- Sebi has introduced circular prescribing Risk Management Framework for Electronic Gold Receipt (EGR)
- latest circular is part of a series of key initiatives taken by Sebi towards establishing spot gold exchanges in India as a part of SEBI (Vault Managers) Regulations, 2021,
- SEBI is focusing on the adequacy of readily available liquid assets for risk coverage
The Securities and Exchange Board of India (Sebi) has come out with circular for introducing risk management framework for the electronic gold receipt (EGR).
Currently, two institutions in the country, the Multi Commodity Exchange (MCX) and the National Commodity and Derivatives Exchange (NCDEX), provide gold futures contracts, but there is no specialised platform for gold exchange. Earlier The National Stock Exchange of India (NSE) has announced teaming up with the India Bullion and Jewelers Association Ltd (IBJA) to launch Domestic Bullion Spot Exchange to ensure complete transparency in the bullion transactions executed on its platform. The prospective business framework will cater to business-to-business (B2B) parts of the gold industry and integrate the value chain participants in the bullion ecosystem.
The latest circular is part of a series of key initiatives taken by Sebi towards establishing spot gold exchanges in India, beginning with the Gold Exchange and Sebi (Vault Managers) Regulations of September 2021. EGRs will be generated in exchange for physical gold deposited with a vault manager for trading in EGR, once spot gold exchanges are operationalized.

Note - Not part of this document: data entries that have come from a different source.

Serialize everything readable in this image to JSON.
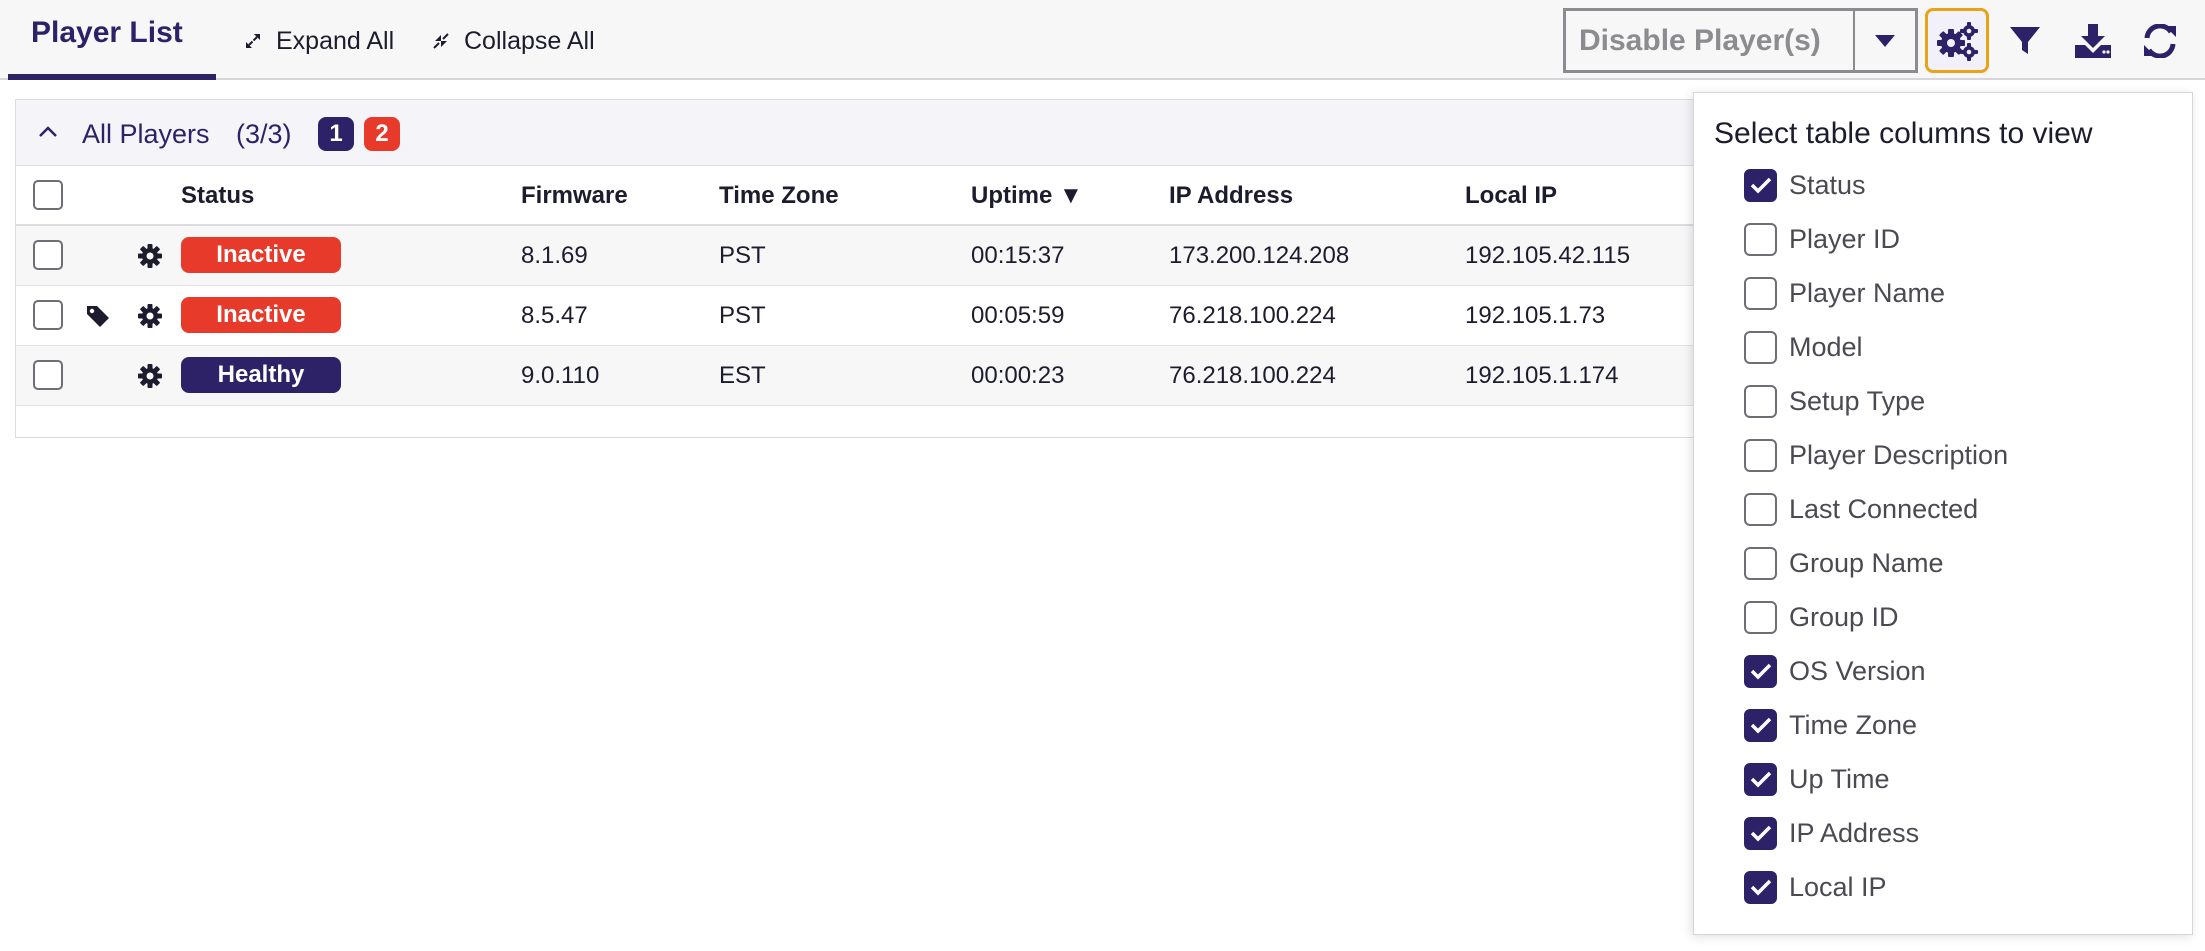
{
  "toolbar": {
    "tab_label": "Player List",
    "expand_all": "Expand All",
    "collapse_all": "Collapse All",
    "action_select": "Disable Player(s)",
    "icons": [
      "cogs-icon",
      "filter-icon",
      "download-icon",
      "refresh-icon"
    ]
  },
  "group": {
    "title": "All Players",
    "count": "(3/3)",
    "badge_primary": "1",
    "badge_alert": "2"
  },
  "table": {
    "headers": {
      "status": "Status",
      "firmware": "Firmware",
      "timezone": "Time Zone",
      "uptime": "Uptime ▼",
      "ip": "IP Address",
      "local_ip": "Local IP"
    },
    "rows": [
      {
        "status": "Inactive",
        "firmware": "8.1.69",
        "timezone": "PST",
        "uptime": "00:15:37",
        "ip": "173.200.124.208",
        "local_ip": "192.105.42.115",
        "tagged": false
      },
      {
        "status": "Inactive",
        "firmware": "8.5.47",
        "timezone": "PST",
        "uptime": "00:05:59",
        "ip": "76.218.100.224",
        "local_ip": "192.105.1.73",
        "tagged": true
      },
      {
        "status": "Healthy",
        "firmware": "9.0.110",
        "timezone": "EST",
        "uptime": "00:00:23",
        "ip": "76.218.100.224",
        "local_ip": "192.105.1.174",
        "tagged": false
      }
    ]
  },
  "columns_popup": {
    "title": "Select table columns to view",
    "options": [
      {
        "label": "Status",
        "checked": true
      },
      {
        "label": "Player ID",
        "checked": false
      },
      {
        "label": "Player Name",
        "checked": false
      },
      {
        "label": "Model",
        "checked": false
      },
      {
        "label": "Setup Type",
        "checked": false
      },
      {
        "label": "Player Description",
        "checked": false
      },
      {
        "label": "Last Connected",
        "checked": false
      },
      {
        "label": "Group Name",
        "checked": false
      },
      {
        "label": "Group ID",
        "checked": false
      },
      {
        "label": "OS Version",
        "checked": true
      },
      {
        "label": "Time Zone",
        "checked": true
      },
      {
        "label": "Up Time",
        "checked": true
      },
      {
        "label": "IP Address",
        "checked": true
      },
      {
        "label": "Local IP",
        "checked": true
      }
    ]
  },
  "colors": {
    "brand": "#2d2267",
    "alert": "#e83a2a",
    "focus": "#e8a317"
  }
}
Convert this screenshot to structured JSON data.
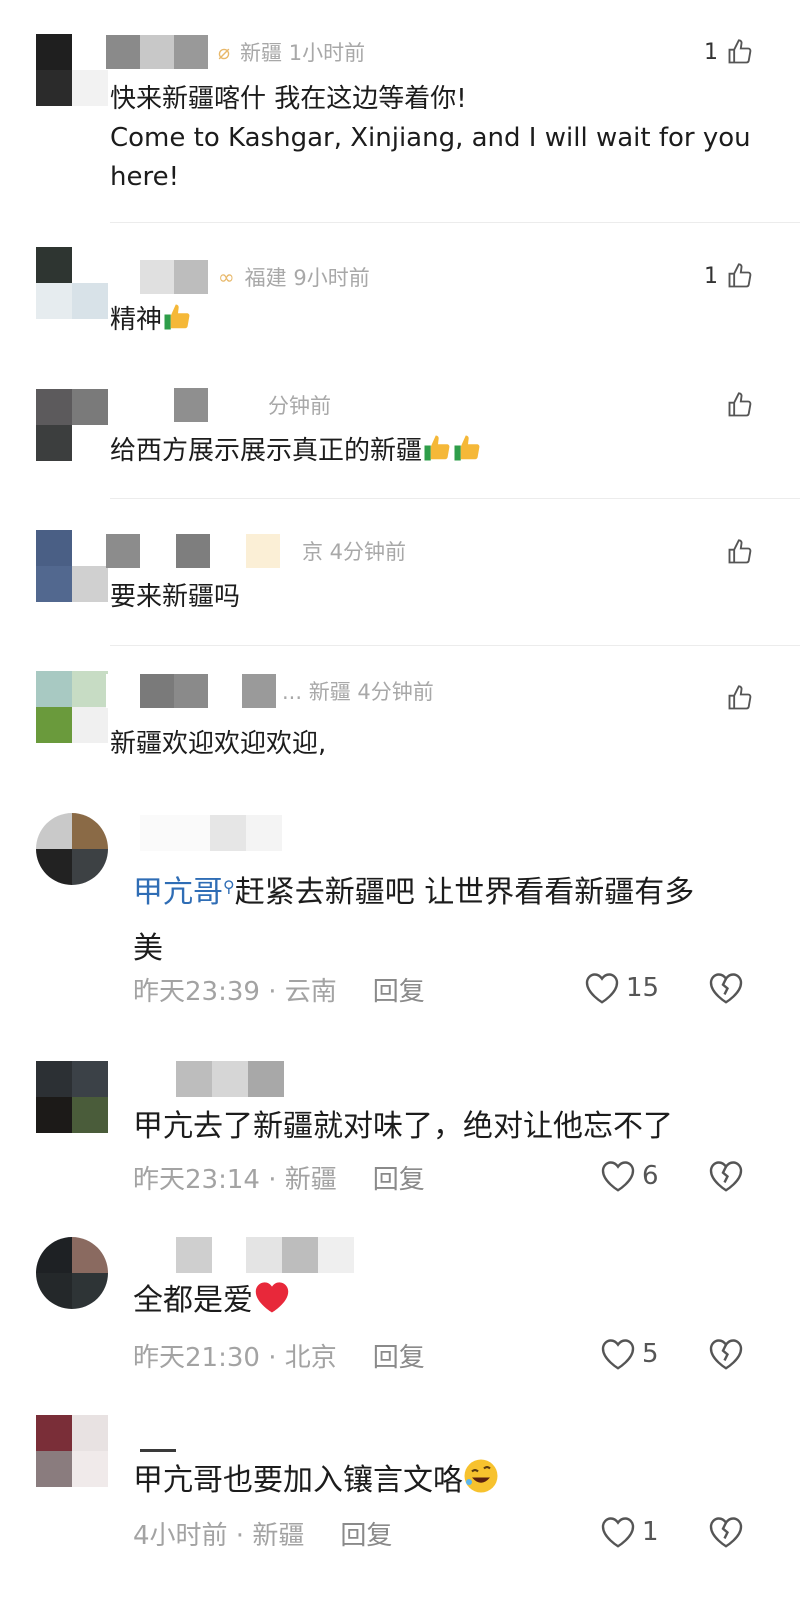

SEBI is focusing on the adequacy of readily available liquid assets for risk coverage as part of Gold Exchanges risk management strategy. The liquid assets deposited by members with the Clearing Corporation will form the backbone of the risk management system, and available liquid assets must be sufficient to cover all risks arising from Mark to market losses, Value at Risk margins for covering potential losses, Extreme Loss Margins for covering expected losses, and any other needed margins.
Liquid assets valuation will be subject to haircuts depending on their nature. A minimum of 10% haircut will be applied to units of liquid mutual funds or government securities mutual funds, and a minimum of 20% haircut will be applied to Gold ETF/Bullion.
The SEBI has set a limit on exposures. Not more than 1% of total liquid assets deposited with the Stock Exchange shall be exposed to any single bank with a net worth of less than INR 500 crores and failing to fulfil the SEBI rating criterion. Further circular provides for:
- All such banks together shall not be exposed to more than 10% of the total liquid assets lodged with the Stock Exchange.
- At least 50% of liquid assets shall be Cash equivalents
- To reduce concentration risk, stock exchanges must ensure that their collateral is appropriately diversified, as required by SEBI.
Only scenarios that cannot be predicted in advance or that were not foreseen while establishing the risk management system would need the use of margins for computing additional risk management measures. If ad-hoc margins are imposed on a regular basis, Clearing Corporations should consider whether the events that lead to them can be reasonably foreseen and thus incorporated into the SEBI-mandated risk management framework. Clearing Corporations are encouraged to investigate these circumstances and report them to SEBI for further action.